A sentirsi chiamare Polendina, compare Geppetto diventò rosso come un peperone dalla bizza, e voltandosi verso il falegname, gli disse imbestialito:
– Perché mi offendete?
– Chi vi offende?
– Mi avete detto Polendina!...
– Non sono stato io.
– Stai un po’ a vedere che sarò stato io! Io dico che siete stato voi.
– No!
– Sì!
– No!
– Sì!
E riscaldandosi sempre più, vennero dalle parole ai fatti, e acciuffatisi fra di loro, si graffiarono, si morsero e si sbertucciarono.
Finito il combattimento, Mastrantonio si trovò fra le mani la parrucca gialla di Geppetto, e Geppetto si accorse di avere in bocca la parrucca brizzolata del falegname.
– Rendimi la mia parrucca! – gridò Mastrantonio.
– E tu rendimi la mia, e rifacciamo la pace.
I due vecchietti, dopo aver ripreso ognuno di loro la propria parrucca, si strinsero la mano e giurarono di rimanere buoni amici per tutta la vita.
– Dunque, compare Geppetto, – disse il falegname in segno di pace fatta, – qual è il piacere che volete da me?
– Vorrei un po’ di legno per fabbricare il mio burattino; me lo date?
Mastrantonio, tutto contento, andò subito a prendere sul banco quel pezzo di legno che era stato causa per lui di tante paure. Ma quando fu lì per consegnarlo all’amico, il pezzo di legno dette uno scossone e sgusciandogli violentemente dalle mani, andò a battere con forza negli stinchi improsciuttiti del povero Geppetto.
– Ah! gli è con questo bel garbo, Mastrantonio, che voi regalate la vostra roba?

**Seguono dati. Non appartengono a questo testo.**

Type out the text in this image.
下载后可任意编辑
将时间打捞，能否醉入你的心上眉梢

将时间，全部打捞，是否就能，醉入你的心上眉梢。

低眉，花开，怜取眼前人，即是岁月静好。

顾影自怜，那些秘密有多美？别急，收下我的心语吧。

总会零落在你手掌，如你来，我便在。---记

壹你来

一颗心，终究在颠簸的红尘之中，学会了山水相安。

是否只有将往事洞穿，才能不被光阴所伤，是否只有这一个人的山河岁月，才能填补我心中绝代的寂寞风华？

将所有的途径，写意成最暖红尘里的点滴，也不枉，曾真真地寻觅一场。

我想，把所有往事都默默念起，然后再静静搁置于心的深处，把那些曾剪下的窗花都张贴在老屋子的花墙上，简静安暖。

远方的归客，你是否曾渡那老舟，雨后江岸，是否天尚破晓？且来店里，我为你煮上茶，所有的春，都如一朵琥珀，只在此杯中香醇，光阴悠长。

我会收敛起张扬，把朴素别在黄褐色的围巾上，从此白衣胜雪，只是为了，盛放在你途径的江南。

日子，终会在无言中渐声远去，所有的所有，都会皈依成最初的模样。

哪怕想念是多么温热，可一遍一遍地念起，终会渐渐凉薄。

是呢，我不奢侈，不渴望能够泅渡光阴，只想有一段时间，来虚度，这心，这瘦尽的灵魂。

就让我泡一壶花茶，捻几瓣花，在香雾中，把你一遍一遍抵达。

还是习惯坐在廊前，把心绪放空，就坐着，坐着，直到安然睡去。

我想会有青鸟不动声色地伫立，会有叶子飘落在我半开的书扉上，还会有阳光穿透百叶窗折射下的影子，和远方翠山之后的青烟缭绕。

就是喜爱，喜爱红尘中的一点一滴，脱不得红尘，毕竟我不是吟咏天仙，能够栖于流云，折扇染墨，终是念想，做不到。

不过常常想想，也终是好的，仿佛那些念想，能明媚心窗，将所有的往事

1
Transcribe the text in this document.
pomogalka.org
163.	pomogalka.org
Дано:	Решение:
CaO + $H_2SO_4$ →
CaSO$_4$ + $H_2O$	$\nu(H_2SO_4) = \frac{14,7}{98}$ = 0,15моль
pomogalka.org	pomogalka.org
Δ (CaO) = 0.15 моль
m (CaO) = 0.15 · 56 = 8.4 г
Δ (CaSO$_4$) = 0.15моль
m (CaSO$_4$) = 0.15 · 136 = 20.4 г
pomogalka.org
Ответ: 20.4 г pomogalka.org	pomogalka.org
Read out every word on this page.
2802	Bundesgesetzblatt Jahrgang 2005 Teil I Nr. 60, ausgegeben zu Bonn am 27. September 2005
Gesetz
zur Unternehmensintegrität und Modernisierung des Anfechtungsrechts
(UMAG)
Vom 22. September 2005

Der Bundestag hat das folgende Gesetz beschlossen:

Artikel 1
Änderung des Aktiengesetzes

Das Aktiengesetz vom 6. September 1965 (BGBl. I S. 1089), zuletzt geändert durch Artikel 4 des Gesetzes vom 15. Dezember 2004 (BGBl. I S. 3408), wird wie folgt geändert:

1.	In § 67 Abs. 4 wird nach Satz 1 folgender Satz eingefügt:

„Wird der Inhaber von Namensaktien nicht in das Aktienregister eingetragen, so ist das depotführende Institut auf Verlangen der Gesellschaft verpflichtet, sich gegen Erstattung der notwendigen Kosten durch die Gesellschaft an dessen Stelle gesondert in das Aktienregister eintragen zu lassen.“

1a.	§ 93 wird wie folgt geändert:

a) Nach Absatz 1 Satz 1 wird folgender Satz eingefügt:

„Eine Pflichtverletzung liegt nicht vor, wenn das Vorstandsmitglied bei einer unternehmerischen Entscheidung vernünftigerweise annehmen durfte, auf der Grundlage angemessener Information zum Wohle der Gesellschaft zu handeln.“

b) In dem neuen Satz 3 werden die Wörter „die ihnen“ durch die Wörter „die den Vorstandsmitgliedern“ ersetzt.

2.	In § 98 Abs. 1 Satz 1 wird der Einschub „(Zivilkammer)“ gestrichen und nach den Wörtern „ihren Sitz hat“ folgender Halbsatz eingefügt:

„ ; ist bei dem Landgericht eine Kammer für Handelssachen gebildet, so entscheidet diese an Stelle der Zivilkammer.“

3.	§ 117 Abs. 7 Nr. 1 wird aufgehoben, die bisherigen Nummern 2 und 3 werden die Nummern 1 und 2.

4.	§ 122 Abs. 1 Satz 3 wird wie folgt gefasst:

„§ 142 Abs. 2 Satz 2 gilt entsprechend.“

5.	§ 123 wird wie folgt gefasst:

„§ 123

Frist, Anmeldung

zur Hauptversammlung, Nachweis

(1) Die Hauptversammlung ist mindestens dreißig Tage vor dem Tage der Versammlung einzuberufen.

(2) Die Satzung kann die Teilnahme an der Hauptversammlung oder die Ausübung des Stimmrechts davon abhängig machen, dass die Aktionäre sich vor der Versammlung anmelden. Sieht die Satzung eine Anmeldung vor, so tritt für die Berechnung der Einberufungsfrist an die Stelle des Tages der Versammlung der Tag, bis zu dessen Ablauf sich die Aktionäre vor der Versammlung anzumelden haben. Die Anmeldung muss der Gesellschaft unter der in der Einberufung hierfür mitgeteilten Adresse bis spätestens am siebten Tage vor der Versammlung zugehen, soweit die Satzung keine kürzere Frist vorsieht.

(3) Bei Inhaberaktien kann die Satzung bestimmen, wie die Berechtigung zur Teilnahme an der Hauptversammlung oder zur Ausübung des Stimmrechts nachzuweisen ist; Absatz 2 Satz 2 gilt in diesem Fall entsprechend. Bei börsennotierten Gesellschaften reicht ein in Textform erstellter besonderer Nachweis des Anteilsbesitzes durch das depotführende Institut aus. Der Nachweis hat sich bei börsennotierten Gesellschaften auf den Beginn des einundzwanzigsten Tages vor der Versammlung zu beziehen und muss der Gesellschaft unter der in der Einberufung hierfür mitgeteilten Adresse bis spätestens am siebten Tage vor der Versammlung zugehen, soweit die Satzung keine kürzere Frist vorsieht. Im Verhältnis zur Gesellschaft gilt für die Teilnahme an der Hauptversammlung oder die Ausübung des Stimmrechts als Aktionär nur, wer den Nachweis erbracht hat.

M’avete quasi azzoppito!...
– Vi giuro che non sono stato io!
– Allora sarò stato io!...
– La colpa è tutta di questo legno...
– Lo so che è del legno: ma siete voi che me l’avete tirato nelle gambe!
– Io non ve l’ho tirato!
– Bugiardo!
– Geppetto, non mi offendete; sennò vi chiamo Polendina!...
– Asino!
– Polendina!
– Somaro!
– Polendina!
– Brutto scimmiotto!
– Polendina!
A sentirsi chiamare Polendina per la terza volta, Geppetto perse il lume degli occhi, si avvento sul falegname; e lì se ne dettero un sacco e una sporta.
A battaglia finita, Mastrantonio si trovo due graffi di più sul naso, e quell’altro due bottoni di meno al giubbetto. Pareggiati in questo modo i loro conti, si strinsero la mano e giurarono di rimanere buoni amici per tutta la vita.
Intanto Geppetto prese con sé il suo bravo pezzo di legno, e ringraziato mastr’Antonio, se ne tornò zoppicando a casa.